Graphic Novel Review: Call Me Nathan by Catherine Castro & Quentin Zuttion

Call Me Nathan by Catherine Castro & Quentin Zuttion. Translated by Evan McGorray. SelfMadeHero, 2022. 9781914224010.

When Nathan was a girl he hated dresses. He preferred playing sports with boys, and felt disgusted with his body when he hit puberty. He liked borrowing his brother’s clothes and wanted to cut his hair. Luckily he had a girlfriend, Faustine, who saw right through him and told him he wasn’t a lesbian, but that he was really a guy. She is the first person he asks to call him Nathan, but he’s still a bit depressed and uncertain about who he is. He starts cutting himself. And then he finally tells his parents that he’s a boy and starts to transition. (This all sounds heavy, but Nathan has friends throughout (though there are idiots around, too). And his story has moments of humor — my favorite is when he says his counselor looks like the old man from Dragonball Z.)

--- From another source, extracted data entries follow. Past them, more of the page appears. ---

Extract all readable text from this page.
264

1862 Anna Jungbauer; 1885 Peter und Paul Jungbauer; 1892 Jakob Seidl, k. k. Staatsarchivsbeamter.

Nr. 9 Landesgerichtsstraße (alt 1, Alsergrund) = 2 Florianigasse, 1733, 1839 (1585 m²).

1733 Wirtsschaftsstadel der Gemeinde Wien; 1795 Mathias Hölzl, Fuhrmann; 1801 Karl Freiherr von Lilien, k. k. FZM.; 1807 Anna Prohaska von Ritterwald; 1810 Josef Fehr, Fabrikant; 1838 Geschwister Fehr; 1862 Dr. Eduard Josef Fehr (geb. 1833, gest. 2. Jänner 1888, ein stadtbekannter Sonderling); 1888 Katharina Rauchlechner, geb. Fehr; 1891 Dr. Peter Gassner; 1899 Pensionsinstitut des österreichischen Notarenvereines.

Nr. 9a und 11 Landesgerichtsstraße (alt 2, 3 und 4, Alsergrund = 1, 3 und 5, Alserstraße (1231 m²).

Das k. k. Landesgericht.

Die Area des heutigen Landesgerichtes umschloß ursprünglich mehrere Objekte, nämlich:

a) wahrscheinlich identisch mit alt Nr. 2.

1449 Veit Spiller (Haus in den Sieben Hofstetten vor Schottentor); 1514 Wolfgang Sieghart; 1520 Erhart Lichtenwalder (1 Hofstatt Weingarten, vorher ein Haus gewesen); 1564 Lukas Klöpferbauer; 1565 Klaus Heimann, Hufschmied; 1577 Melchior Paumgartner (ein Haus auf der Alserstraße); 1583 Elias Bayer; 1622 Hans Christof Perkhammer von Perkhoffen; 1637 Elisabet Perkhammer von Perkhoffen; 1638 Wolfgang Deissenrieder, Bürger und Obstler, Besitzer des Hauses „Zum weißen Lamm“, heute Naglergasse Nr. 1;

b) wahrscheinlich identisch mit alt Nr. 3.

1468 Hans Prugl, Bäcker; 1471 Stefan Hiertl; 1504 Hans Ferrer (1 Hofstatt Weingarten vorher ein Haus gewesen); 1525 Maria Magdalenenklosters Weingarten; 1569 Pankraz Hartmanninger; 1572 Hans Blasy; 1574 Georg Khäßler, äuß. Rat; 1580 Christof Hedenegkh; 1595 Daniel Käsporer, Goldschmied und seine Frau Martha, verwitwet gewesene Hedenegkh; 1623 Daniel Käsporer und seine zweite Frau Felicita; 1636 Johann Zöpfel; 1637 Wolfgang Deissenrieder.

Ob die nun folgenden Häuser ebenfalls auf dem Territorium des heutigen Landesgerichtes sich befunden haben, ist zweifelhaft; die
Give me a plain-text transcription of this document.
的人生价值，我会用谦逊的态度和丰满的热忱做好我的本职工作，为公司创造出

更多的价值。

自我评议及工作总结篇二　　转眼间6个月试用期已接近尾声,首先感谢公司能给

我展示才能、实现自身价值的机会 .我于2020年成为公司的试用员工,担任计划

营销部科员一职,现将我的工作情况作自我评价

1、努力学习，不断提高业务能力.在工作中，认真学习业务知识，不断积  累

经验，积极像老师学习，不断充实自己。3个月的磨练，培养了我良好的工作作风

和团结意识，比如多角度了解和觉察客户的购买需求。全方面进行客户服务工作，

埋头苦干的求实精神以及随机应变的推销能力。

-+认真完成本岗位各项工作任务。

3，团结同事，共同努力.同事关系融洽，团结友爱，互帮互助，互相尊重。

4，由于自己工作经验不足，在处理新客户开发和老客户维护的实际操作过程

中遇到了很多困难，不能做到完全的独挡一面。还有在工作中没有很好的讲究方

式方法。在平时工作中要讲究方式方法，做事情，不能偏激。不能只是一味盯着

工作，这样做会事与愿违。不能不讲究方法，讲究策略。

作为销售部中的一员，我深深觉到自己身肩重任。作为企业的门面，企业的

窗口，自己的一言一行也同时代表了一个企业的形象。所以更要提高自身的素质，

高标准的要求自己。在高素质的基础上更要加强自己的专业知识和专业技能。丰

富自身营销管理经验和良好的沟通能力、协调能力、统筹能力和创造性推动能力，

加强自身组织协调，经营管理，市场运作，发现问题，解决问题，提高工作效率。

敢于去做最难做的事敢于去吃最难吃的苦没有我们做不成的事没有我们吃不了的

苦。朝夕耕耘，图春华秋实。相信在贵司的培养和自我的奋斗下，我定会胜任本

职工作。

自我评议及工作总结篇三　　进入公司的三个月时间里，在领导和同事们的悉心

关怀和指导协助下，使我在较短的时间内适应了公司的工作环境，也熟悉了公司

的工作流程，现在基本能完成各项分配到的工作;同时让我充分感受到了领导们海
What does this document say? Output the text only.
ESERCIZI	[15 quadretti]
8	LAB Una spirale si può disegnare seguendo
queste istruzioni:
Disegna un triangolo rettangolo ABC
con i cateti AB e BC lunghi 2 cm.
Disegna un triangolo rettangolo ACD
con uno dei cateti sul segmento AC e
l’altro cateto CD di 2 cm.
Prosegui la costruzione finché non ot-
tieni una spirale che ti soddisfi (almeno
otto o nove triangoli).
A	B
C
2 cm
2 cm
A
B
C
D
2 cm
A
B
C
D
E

After meeting a trans teenage, Lucas, at a party, Castro (a reporter) asked him and his parents if she could tell the story of his journey to become himself. This gave birth to Nathan’s story, a slightly fictionalized version of the truth, that she wrote as a graphic novel with artist Zuttion. It reads like a well-edited, pointed graphic memoir (though I do wonder a bit about which parts she made up, which she mentions but doesn’t specify in the introduction). The art and colors are wonderful, the panels are borderless, and the book left me feeling hopeful.